When Zarif returned to Iran on Nov. 23, thousands of people welcomed him to Tehran by chanting slogans demanding the release of political prisoners. "After the Geneva agreement, it is Mir Hossein [Mousavi]'s turn," and "Greetings to the diplomat, hello to reforms," are just two of the slogans people chanted upon the foreign minister's return.

In order to protect the hard-won nuclear agreement, maintain his widespread popular support, and successfully continue the negotiations over the next six months, Rouhani must take steps to deliver on his campaign pledge to improve the human rights situation in Iran. Just as his foreign minister has access to Facebook, Twitter, and YouTube -- which he uses as diplomatic tools -- Rouhani should make them available to everyone.

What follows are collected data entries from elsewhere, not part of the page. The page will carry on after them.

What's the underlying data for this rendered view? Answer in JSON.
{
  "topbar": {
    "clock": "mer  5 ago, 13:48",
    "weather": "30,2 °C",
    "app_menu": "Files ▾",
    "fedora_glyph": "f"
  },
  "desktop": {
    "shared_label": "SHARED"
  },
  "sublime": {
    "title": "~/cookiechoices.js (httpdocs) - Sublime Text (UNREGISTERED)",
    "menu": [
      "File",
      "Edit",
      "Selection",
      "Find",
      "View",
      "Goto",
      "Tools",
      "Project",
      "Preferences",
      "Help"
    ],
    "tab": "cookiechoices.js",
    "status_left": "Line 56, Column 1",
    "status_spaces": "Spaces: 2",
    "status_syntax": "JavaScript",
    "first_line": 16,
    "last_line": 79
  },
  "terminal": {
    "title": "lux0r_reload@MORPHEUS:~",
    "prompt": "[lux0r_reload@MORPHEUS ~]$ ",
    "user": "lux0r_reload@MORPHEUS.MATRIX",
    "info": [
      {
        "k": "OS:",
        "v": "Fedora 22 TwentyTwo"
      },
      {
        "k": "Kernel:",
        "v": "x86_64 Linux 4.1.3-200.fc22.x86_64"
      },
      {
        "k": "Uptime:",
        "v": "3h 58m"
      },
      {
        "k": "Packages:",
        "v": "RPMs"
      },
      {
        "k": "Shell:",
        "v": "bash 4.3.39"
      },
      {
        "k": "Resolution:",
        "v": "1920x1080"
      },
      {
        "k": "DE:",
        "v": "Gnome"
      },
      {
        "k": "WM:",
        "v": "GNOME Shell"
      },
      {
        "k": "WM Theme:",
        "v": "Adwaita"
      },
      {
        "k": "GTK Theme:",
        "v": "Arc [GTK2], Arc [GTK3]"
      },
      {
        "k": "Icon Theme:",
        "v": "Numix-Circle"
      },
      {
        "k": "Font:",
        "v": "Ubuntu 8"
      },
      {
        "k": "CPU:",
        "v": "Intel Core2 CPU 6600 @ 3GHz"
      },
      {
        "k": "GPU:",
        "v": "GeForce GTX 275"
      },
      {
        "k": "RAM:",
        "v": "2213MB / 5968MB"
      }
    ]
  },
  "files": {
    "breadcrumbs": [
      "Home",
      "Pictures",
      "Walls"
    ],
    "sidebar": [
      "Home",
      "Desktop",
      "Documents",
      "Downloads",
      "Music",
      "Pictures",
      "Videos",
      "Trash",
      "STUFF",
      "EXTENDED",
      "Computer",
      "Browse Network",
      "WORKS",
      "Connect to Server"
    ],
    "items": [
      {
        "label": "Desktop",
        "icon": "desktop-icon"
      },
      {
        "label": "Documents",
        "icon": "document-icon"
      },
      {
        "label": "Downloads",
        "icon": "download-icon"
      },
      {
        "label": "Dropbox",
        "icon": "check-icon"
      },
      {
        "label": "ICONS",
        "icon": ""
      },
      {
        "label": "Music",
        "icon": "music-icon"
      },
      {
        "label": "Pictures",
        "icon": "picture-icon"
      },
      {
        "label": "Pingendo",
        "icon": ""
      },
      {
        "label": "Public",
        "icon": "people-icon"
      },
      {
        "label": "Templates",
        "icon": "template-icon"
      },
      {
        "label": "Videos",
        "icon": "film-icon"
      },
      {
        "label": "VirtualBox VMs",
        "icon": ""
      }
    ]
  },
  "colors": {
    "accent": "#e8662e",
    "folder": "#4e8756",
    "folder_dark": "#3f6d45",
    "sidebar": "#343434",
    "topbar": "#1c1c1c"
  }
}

The international community's push to end to internal repression can be a great asset to Rouhani, should he decide to make good on his campaign promise. In recent years, activists inside and outside of Iran have cheered the international community's efforts to highlight human rights abuses. External pressure gives Rouhani additional leverage because in the midst of a crucial nuclear negotiation, the last thing the Iranian government wants is an international embarrassment over its human rights situation. In September, someone in Rouhani's inner circle told me that "in order to make changes in regards to human rights there should be social pressure," adding that "the other side [hardliners] have media, power, money, if you want change, demand it, and demand it publically, forcefully."

Though opening up the political sphere would undoubtedly anger political conservatives, it would also strengthen Rouhani's position domestically by boosting his popular support. In turn, this would reduce the chances that conservative forces would be able to scuttle the nuclear deal. Ultimately, Rouhani cannot choose between the nuclear issue and human rights. Nor can he attempt to tackle one after the other. If Rouhani is going to turn this weekend's historic interim agreement into something more lasting, it will have to be accompanied by an equally historic opening of Iran's political sphere.